The FBI arrested Headley in Chicago last year and accused him of running reconnaissance missions for the Mumbai attacks. He pleaded guilty to terrorism charges.
…In three interviews with federal agents, Headley’s wife said that he was an active militant in the terrorist group Lashkar-i-Taiba, had trained extensively in its Pakistani camps, and had shopped for night vision goggles and other equipment, according to officials and sources close to the case. The wife, whom ProPublica is not identifying to protect her safety, also told agents that Headley had bragged of working as a paid U.S. informant while he trained with the terrorists in Pakistan, according to a person close to the case.
Federal officials say the FBI “looked into” the tip, but they declined to say what, if any, action was taken. Headley was jailed briefly in New York on charges of domestic assault, but was not prosecuted. He wasn’t captured until 11 months after the Mumbai attack, when British intelligence alerted U.S. authorities that he was in contact with al Qaeda operatives in Europe.

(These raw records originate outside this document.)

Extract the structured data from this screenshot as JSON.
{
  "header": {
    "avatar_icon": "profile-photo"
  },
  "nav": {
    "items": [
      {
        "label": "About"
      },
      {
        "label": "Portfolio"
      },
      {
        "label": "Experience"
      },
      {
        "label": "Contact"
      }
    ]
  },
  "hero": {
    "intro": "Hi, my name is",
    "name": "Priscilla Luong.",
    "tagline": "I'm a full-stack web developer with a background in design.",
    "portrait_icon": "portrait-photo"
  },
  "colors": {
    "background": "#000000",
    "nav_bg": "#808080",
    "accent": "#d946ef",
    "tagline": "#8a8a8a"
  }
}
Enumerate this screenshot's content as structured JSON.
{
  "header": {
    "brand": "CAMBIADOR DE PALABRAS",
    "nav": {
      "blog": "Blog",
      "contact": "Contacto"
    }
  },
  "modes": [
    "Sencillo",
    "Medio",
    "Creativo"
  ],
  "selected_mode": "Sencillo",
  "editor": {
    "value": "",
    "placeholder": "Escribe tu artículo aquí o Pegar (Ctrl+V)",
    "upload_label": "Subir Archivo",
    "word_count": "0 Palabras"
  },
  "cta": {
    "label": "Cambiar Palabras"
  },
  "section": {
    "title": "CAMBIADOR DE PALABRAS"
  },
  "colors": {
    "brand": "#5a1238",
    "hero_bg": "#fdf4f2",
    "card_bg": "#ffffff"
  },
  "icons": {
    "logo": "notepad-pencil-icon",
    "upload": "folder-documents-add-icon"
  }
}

In the four years between the wife’s warning and Headley’s capture, Lashkar-i-Taiba sent Headley on reconnaissance missions around the world. During five trips to Mumbai he scouted targets for the attack, using his U.S. passport and cover as a businessman to circulate freely in areas frequented by Westerners. He met in Pakistan with terrorist handlers, including a Pakistani major accused of helping direct and fund his missions, according to court documents and anti-terror officials.
US has denied they had specific information about the attack:
“The United States regularly provided threat information to Indian officials in 2008 before the attacks in Mumbai,” said Michael Hammer, spokesman for the National Security Council. “Had we known about the timing and other specifics related to the Mumbai attacks, we would have immediately shared those details with the government of India.”